The continuing infections are not necessarily the result of increased testing. Dr. Darren Brucken, the health commissioner in Vigo County, made that clear to the public one night late last week.Brucken delivered a sobering reality check.

“We had eight more (positive cases and) then three more come in later in the day,” he told the Tribune-Star. “And we’re seeing that every day — six positives one day, nine positives another, 10 the next.” Testing is only revealing the truth. “People are getting sick,” Brucken said, succinctly. (In Hancock County, more cases were reported last week than the week before, according to the state’s database.)

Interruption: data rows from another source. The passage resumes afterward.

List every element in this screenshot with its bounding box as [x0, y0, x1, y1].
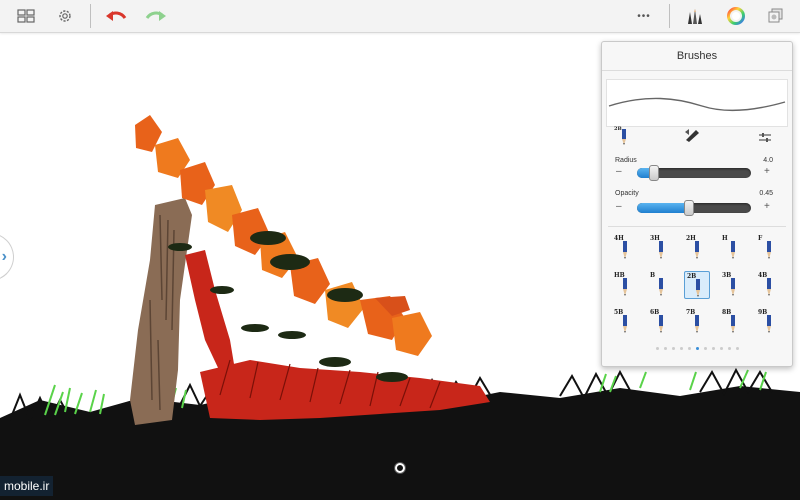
brush-preset-hb[interactable]: HB	[612, 271, 638, 299]
undo-icon[interactable]	[102, 3, 130, 29]
current-brush-button[interactable]: 2B	[614, 126, 632, 146]
page-dot[interactable]	[735, 347, 739, 350]
redo-icon[interactable]	[142, 3, 170, 29]
brush-preset-4b[interactable]: 4B	[756, 271, 782, 299]
pencil-icon	[659, 278, 663, 296]
brush-properties-icon[interactable]	[759, 130, 771, 148]
brush-preset-3b[interactable]: 3B	[720, 271, 746, 299]
page-dot[interactable]	[711, 347, 715, 350]
pencil-icon	[623, 278, 627, 296]
radius-plus-button[interactable]: +	[764, 166, 770, 177]
page-dot[interactable]	[703, 347, 707, 350]
brush-preset-3h[interactable]: 3H	[648, 234, 674, 262]
page-dot[interactable]	[671, 347, 675, 350]
page-dot[interactable]	[687, 347, 691, 350]
pencil-icon	[623, 315, 627, 333]
layers-icon[interactable]	[762, 3, 790, 29]
pencil-icon	[659, 315, 663, 333]
page-dot[interactable]	[663, 347, 667, 350]
opacity-slider[interactable]	[637, 200, 751, 216]
opacity-plus-button[interactable]: +	[764, 201, 770, 212]
opacity-label: Opacity	[615, 190, 639, 197]
watermark: mobile.ir	[0, 476, 54, 496]
brush-preset-b[interactable]: B	[648, 271, 674, 299]
pencil-icon	[767, 278, 771, 296]
pencil-icon	[731, 278, 735, 296]
pencil-icon	[767, 315, 771, 333]
radius-minus-button[interactable]: –	[616, 166, 622, 177]
brush-cursor	[395, 463, 405, 473]
brush-preset-label: B	[650, 272, 656, 279]
opacity-minus-button[interactable]: –	[616, 201, 622, 212]
brush-preset-7b[interactable]: 7B	[684, 308, 710, 336]
brush-preset-8b[interactable]: 8B	[720, 308, 746, 336]
pencil-icon	[695, 315, 699, 333]
brush-preset-9b[interactable]: 9B	[756, 308, 782, 336]
brush-preset-6b[interactable]: 6B	[648, 308, 674, 336]
pencil-icon	[623, 241, 627, 259]
brush-preset-f[interactable]: F	[756, 234, 782, 262]
brush-tools-row: 2B	[602, 124, 792, 148]
tree-trunk	[130, 198, 192, 425]
pencil-icon	[731, 315, 735, 333]
brush-preset-5b[interactable]: 5B	[612, 308, 638, 336]
toolbar-divider-right	[669, 4, 670, 28]
brush-preset-label: F	[758, 235, 763, 242]
pencil-icon	[622, 129, 626, 145]
pencil-icon	[695, 241, 699, 259]
panel-title: Brushes	[602, 42, 792, 71]
page-dot[interactable]	[695, 347, 699, 350]
brush-preset-4h[interactable]: 4H	[612, 234, 638, 262]
radius-slider[interactable]	[637, 165, 751, 181]
opacity-value: 0.45	[759, 190, 773, 197]
pencil-icon	[767, 241, 771, 259]
brush-preset-h[interactable]: H	[720, 234, 746, 262]
stroke-preview	[606, 79, 788, 127]
brush-edit-icon[interactable]	[684, 128, 702, 147]
radius-slider-thumb[interactable]	[649, 165, 659, 181]
radius-value: 4.0	[763, 157, 773, 164]
toolbar-divider	[90, 4, 91, 28]
pencil-icon	[731, 241, 735, 259]
top-toolbar: •••	[0, 0, 800, 33]
pencil-icon	[659, 241, 663, 259]
opacity-slider-thumb[interactable]	[684, 200, 694, 216]
brush-icon[interactable]	[680, 3, 708, 29]
page-dot[interactable]	[655, 347, 659, 350]
opacity-slider-fill	[637, 203, 689, 213]
brush-preset-2b[interactable]: 2B	[684, 271, 710, 299]
page-dot[interactable]	[727, 347, 731, 350]
presets-divider	[608, 226, 786, 227]
gear-icon[interactable]	[51, 3, 79, 29]
brushes-panel: Brushes 2B Radius 4.0 – + Opacity 0.45 –…	[601, 41, 793, 367]
page-dot[interactable]	[719, 347, 723, 350]
brush-preset-label: H	[722, 235, 728, 242]
radius-label: Radius	[615, 157, 637, 164]
brush-preset-2h[interactable]: 2H	[684, 234, 710, 262]
preset-page-indicator	[602, 347, 792, 353]
more-icon[interactable]: •••	[630, 3, 658, 29]
pencil-icon	[696, 279, 700, 297]
page-dot[interactable]	[679, 347, 683, 350]
grid-icon[interactable]	[12, 3, 40, 29]
red-fern-strokes	[185, 250, 490, 420]
color-wheel-icon[interactable]	[722, 3, 750, 29]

This reality comes as the economy reopens. That process is unfolding in phases, a week or month at a time. COVID-19 pays no attention to calendar dates or deadlines, though. A community’s only weapons against the coronavirus, at this point, are the precautions repeated over and over by public health and medical experts — adhering to social distancing, wearing face masks and thorough hygiene practices. Researchers are rapidly working to discover vaccines, but those are months from being available.

Attention must be paid to the health of children, as well. Youngsters were seen as less vulnerable at the onset of the pandemic. Now, cases of multisystem inflammatory syndrome in children (or MIS-C) are showing up in kids, attacking their organs. MIS-C tends to arise after COVID-19 cases surge, Brucken explained. Earlier this month, MIS-C cases emerged in Indiana.

A reopening of businesses, public services and facilities is not a signal that coronavirus has vanished. As residents venture into spaces that once were closed under state shutdowns, they need to act accordingly. People who refuse to wear a face mask in a store may infect multiple others. Newly infected men, women and children could then share COVID-19 with an unsuspecting loved one. Folks with diabetes, obesity, respiratory ailments and heart disease should be wearing masks, maintaining social distancing and avoiding public settings, health officials advise.

Instead, too many individuals have abandoned those preventive measures. The signs of summer may have tricked them into letting their guard down. Or, they accept the false narrative that COVID-19’s danger is exaggerated for political reasons. Or, they have become apathetic and are just tired of hearing about it.

Residents must rise above those inclinations.

“Please don’t be apathetic right now,” Brucken warned. “It’s just not the right time for that.”